There’s a shaky clip of old footage of Amy Winehouse in her early 20s explaining that she’s desperate to have six kids, then shouting “Mazel tov!” before pantomiming the action of shooting herself in the head. I could relate.
My bat mitzvah coincided with me wearing a retainer with false teeth (yes, really) and took place a month before I grew anything resembling breasts (why, God, why?). I didn’t like who I was or I didn’t know who I was, and I wanted more than anything to just be invisible. The problem was I was a gobby and pushy loud Jewish girl and I couldn’t help that. I don’t think Amy could either.
Amy and I don’t have many other similarities, really. Sadly, I lack any semblance of her musical ability. In fact, I believe the last thing I sang in public was my bat mitzvah Torah portion. And I haven’t struggled with substance abuse to the extent she did, which ultimately took her life way too soon at the age of 27 in 2011. But there was something about Amy’s Jewishness that made me think she just got it, that we would be friends.
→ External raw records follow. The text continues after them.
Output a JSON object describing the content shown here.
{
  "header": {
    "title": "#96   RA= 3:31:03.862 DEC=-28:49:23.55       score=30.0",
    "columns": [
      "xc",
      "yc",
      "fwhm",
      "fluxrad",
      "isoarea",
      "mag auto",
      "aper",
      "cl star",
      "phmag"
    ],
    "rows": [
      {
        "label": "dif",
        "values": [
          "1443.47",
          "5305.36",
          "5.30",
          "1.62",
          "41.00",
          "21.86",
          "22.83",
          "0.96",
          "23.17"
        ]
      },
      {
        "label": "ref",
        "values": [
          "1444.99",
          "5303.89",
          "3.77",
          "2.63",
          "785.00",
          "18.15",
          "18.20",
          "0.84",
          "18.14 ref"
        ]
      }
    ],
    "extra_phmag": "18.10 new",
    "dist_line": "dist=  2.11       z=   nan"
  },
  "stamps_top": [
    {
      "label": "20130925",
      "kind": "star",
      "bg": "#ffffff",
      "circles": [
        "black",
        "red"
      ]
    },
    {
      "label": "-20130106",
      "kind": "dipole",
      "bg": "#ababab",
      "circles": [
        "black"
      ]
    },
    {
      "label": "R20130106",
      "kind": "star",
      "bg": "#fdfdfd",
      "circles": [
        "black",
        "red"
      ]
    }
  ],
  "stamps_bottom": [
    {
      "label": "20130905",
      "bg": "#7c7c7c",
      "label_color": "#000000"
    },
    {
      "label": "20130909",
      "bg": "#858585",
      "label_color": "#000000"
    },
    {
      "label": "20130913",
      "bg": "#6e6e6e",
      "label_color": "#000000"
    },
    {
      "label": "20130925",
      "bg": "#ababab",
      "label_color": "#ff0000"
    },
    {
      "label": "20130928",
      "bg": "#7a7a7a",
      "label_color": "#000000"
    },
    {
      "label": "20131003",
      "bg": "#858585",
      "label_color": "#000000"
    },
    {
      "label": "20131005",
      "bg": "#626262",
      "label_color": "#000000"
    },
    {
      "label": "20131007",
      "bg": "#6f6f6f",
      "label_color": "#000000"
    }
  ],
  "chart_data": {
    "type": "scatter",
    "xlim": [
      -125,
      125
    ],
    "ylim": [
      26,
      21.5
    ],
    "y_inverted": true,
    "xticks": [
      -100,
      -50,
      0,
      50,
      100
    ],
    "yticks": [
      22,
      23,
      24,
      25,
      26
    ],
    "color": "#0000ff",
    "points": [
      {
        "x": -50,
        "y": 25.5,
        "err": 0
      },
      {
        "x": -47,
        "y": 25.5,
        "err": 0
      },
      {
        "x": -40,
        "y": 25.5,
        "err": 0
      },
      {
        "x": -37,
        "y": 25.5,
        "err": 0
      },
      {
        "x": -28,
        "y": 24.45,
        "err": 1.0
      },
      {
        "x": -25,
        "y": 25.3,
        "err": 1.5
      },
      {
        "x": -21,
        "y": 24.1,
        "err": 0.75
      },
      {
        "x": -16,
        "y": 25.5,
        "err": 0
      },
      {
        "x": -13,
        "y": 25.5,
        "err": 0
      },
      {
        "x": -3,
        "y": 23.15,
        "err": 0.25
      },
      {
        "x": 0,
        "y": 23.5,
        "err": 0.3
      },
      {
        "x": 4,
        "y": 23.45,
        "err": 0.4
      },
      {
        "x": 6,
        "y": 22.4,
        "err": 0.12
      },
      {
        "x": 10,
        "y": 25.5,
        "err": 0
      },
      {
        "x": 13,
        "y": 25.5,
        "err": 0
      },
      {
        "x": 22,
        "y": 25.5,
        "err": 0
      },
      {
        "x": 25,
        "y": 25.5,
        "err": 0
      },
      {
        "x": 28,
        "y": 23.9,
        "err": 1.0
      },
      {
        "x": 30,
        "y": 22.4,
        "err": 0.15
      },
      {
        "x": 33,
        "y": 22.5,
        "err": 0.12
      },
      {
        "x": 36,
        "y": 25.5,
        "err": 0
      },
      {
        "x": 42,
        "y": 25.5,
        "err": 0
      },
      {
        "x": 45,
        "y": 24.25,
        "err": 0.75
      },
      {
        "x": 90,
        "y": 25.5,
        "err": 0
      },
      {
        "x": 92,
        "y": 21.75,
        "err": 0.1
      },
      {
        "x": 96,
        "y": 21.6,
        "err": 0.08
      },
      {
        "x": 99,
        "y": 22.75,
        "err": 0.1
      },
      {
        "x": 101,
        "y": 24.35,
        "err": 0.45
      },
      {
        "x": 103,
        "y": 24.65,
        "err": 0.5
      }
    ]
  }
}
Growing up in the U.K., there weren’t so many overtly Jewish famous people. We’ve got Sacha Baron Cohen and Daniel Radcliffe, but Amy Winehouse was different. She lived in North London and grew up in an ordinary Jewish household, just like mine. She looked like the people I grew up with, too. Okay, the huge beehive and leopard print was all (fabulously) her, but her green eyes, strong features, and thick dark brown hair were familiar to me. When my sister puts up her hair and whacks on the chunky eye liner, it’s a bit eerie. To know that someone from the same world as me could go on to create the most powerful and transcendent art made feel less teenage despair. One day, I too could do something extraordinary.
But I did not feel extraordinary. My Jewishness didn’t always sit so comfortably with me. My secular school was 40% Jewish, yet I still found it excruciatingly embarrassing. Being Jewish to me wasn’t a choice. I was Jewish and therefore I would take off school for High Holidays, go to Jewish summer camp, and have a bat mitzvah. Most of my energy was taken up by picking my bat mitzvah dress (it was bright green with rhinestones and a tutu in case you were wondering) and worrying about if there were any cute boys for the guest list. Reader, there were not.
Amy wasn’t ashamed, though. She was an openly Jewish girl, singing about what she wanted to from the deepest parts of her soul without a care for what other people thought. In my favorite interview of hers, Amy quips, “There was no one like me, a Jewish girl who sings jazz.” When people talk about her today, the one thing that everyone mentions is her honesty. No matter where she was interviewed or who she was talking to, she couldn’t help but come across as warm, funny, and completely herself.
Amy ushered in this whole new world for me that made Judaism seem, like, really, really cool. The fact that she worked with Mark Ronson, another fellow British(ish) Jew was mind-blowing. Mark has mentioned that the first thing he thought when he came across Amy was, “Wow, I wonder if she’s Jewish?” only to reveal “in a 10-minute conversation with her, you know she’s Jewish.”
Mark worked with Amy on her second studio album, Back to Black. Of course, the music wasn’t overtly Jewish — no lyrics quoting the Torah or klezmer found here. But whenever I listened to it and still do, I can’t get Amy’s Jewishness out of my head.
Maybe that’s because her music was reminiscent of ‘60s girl groups, where so often the producers and managers were Jewish. Maybe, more specifically, it’s that my dad, a Larry David level of Jewish man, is completely obsessed with that ‘60s sound, too. From a young age I grew up with the Ronnettes, (whispers) the Phil Spector Christmas album, and another Jewish feminist icon, Carole King. By listening to Amy, I was listening to the sounds of my Jewish upbringing.
But what I loved most about Amy was that things didn’t come easy for her. I mean her talent did, that goes without saying, but everything else was a struggle. There was pain. There was addiction. Granted, at 13, I hadn’t an iota of the life experience she did. I remember singing “sniff me out like I was Tanqueray” and my grandpa kindly informing me that that was a type of gin. But I did feel like everything came much more easily for everyone else than it did for me.
I knew I felt emotions too intensely, I said completely the wrong things, I was big and bold, and even if I tried wearing the latest trends in Abercrombie or Juicy Couture, I was always a month or so too late. I thought I was a complete embarrassment. Amy showed me that weirdness wasn’t a bad thing. In fact, it could be a very good thing.
There is nothing more awkward when the DJ announces the first dance at a bat mitzvah party, and while I didn’t know which boy to dance with or how exactly to sway from side to side, I knew that the song had to be by Amy Winehouse. When the first few notes of “Valerie” played, I felt a little more comfortable in my silver ballet pumps. Amy was there with me, in my head, dryly wishing me mazel tov and laughing.
For a few bars, it was okay to be myself, to be a work in progress, and to be Jewish.